Davej is pretty much bang on in terms of do's and don't's.

I'll try to approach the concept of a sump system from another angle. Imagine you have a bucket of water full to the brim. Now imagine you slowly pour in a 250mL glass of water. How much water overflows out of the bucket and at what rate? That's right: 250 mL as slowly as you poured the glass in. Now imagine you quickly dump a gallon of water into the same bucket. How much water overflows and at what rate does it overflow now? That's right: 1 gallon as quickly as you dumped it in. 

That's how a sump system works. It has nothing to do with the common misconception of "matching flow". The display tank will only overflow as much water as is being pumped into it by the return pump. Therefore, as Davej pointed out, the question is whether your overflow box can handle what the return pump dishes out.

And, as Davej indicated, the other major issue is what happens during a power outage. Thus, you must ensure there's enough empty space in the sump to handle the backflow. You minimize backflow by placing your return outlet right at the surface of your display tank thereby breaking the siphon as soon as the water level begins dropping in the display.

Have a look at my sticky at the top of this sub-forum for more on sumps and how the work.


----------



## gklaw (May 31, 2010)

Your siphon size and the difference in level in your tank and the wwir inside the overflow box contol how much water your siphon can draw water out by gravity. 

As noted by Davej, you don't want too strong a return pump so that your siphon cannot keep up. You also don't want too small a return pump or you don't have enough flow in your siphon ending up with air trap and your tank will overflow again.

I went with a somewhat larger pump and put a valve at the output to the tank so I can adjust the return rate. You really need to place with it to get the balance.

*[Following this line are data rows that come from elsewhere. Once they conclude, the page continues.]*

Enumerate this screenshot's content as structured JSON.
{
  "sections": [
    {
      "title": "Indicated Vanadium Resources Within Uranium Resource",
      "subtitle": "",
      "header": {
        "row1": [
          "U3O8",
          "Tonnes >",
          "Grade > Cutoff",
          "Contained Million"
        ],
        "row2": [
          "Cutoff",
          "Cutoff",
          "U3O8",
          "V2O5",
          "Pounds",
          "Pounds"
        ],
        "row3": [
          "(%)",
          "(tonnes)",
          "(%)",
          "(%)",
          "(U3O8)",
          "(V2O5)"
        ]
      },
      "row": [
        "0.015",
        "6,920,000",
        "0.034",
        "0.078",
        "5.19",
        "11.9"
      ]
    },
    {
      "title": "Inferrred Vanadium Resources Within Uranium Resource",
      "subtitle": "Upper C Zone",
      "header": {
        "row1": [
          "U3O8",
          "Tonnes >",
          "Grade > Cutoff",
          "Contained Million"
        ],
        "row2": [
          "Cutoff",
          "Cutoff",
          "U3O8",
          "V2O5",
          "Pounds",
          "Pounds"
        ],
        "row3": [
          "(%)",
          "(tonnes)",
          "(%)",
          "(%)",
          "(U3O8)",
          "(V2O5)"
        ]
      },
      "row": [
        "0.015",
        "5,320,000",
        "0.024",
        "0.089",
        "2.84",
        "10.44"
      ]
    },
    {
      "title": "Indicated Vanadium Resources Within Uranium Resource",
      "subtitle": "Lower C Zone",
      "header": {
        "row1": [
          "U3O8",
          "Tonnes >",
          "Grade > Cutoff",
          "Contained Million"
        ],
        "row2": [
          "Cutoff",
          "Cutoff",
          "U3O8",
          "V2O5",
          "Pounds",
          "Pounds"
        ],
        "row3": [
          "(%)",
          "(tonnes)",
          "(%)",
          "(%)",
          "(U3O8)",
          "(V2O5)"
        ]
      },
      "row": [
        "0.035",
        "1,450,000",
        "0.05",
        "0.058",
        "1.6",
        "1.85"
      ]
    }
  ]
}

To prime the siphon, stick an airlien into the sippon slightly pass the top and suck the air out with your mouth. The water will start flowing and you will have to cock the airline quick so no air can be suck back into the siphon. A couple of practice and you will have that master - I suppose you can also use a power air intake to suck the air out. I've suckign the air out manually for over 12 years


----------



## SBCam (Apr 25, 2010)

Thanks for the input, its starting to become a little more clear. The thought that the return pump is actually filling the water so that it can go into the overflow is still a little tough to get my head around. Thanks again, Im sure Ill have more questions once I attempt to set it all up lol


----------



## gklaw (May 31, 2010)

It is really no different than siphoning water out of your tank to drain. The only difference is:
- the tank is continuously being filled with water from the sump,
- if water go in faster than it can come out, the tank will overflow


----------



## lampshade (May 1, 2010)

The advice is great, when you shut off your pump your tank will only drain to the top of the overflow. Once you start up your pump it fills the tank and the water can fall down the overflow again.

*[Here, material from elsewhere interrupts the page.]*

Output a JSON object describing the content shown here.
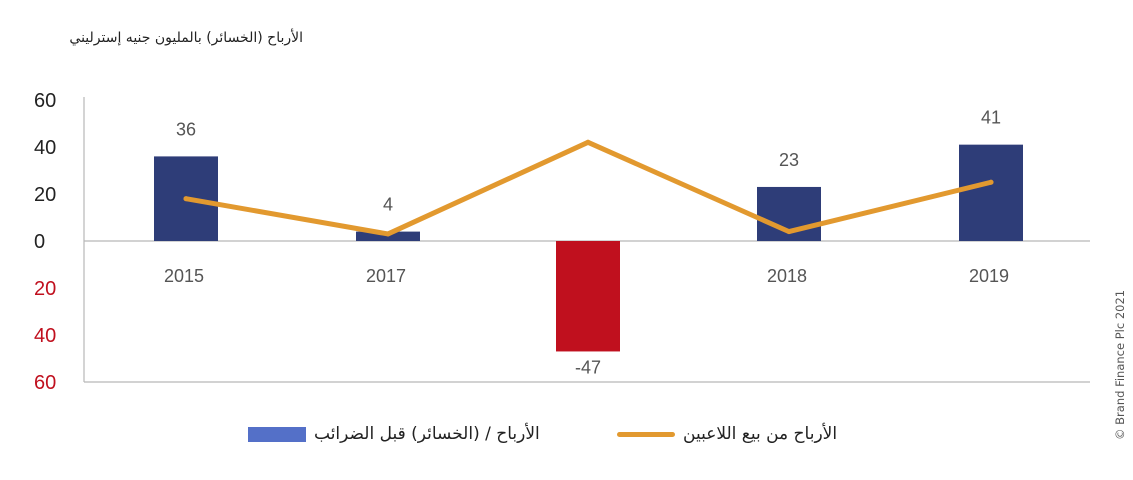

The next fun part will be "how do i stop that gurgle" but that's for another time


----------



## tang daddy (Apr 21, 2010)

Typically if the return pump line is 1 inch the overflow drain is larger like 1.5 inch, overflow boxes do work but I always drill my tanks just incase of the fear of the overflow losing siphon... 

I am not trying to scare you but I just don't want to take the chance. For a sump some run a 20g sump on a 150 g display, the problem with this is as the water fills all the plumbing the sump will be drained close to 1/3 and then the water filling the display before it is able to overflow to the drain the sump will be drained to more than half. When this happens you have alot of water flowing through the sump creating micro bubbles in the display, that is why I recommend that the sump be 1/3 the volume of the display. That wAy when the system is completely off and the sump is full the sump will be 80% full making it so there is no bubbles in the display, another important thing to remember is when plumbing the return line which the return pump is on make sure that the nossel at the end of the return line just hits the surface of the display when the system is off.

The reason is because when the water is filled in the return line and the power cuts off it creates a siphon and will siphon as much as the line is submerged... So if the line is at the surface it immediately breaks the siphon but if it's 2 inches under that means it will back siphon 2 inches of water from your display back down to the sump and that's why I like to have the biggest sumps possible!!

Hope this helps...


----------



## SBCam (Apr 25, 2010)

Ahh thanks Chris, I hadn't thought of the overflow box possibly losing siphon, creating the tank display tank to overflow. If you have a barrier half way up in the sump, before going into the pump feeding back into the tank, and adjust the water level in the sump so that it is only say a half an inch above that barrier, as long as you dont keep your display tank completely full, it should prevent it from overflowing right? Or am I missing something... lol


----------



## Chewie (Jul 21, 2010)

*Overflow*

What overflow box are you using? I have a cpr 90. I purchased an aqua lifter pump to attach to it( About $20 @ JL Aquatics) . The purpose of the Aqua lifter is to restart the siphon if power goes out. Good luck on the sump

Hey I am working in South surrey. If you want a quick hand just pm me your number and I can come help if you want.


----------



## MadgicBug (Apr 22, 2010)

I have a cpr as well and found the Aqualifter better than using a powerhead for suction.

There is a thread in the form somewhere about using different type of return that doesn't require any suction. Can't remember what it was called, but I'm sure someone will chime in.


----------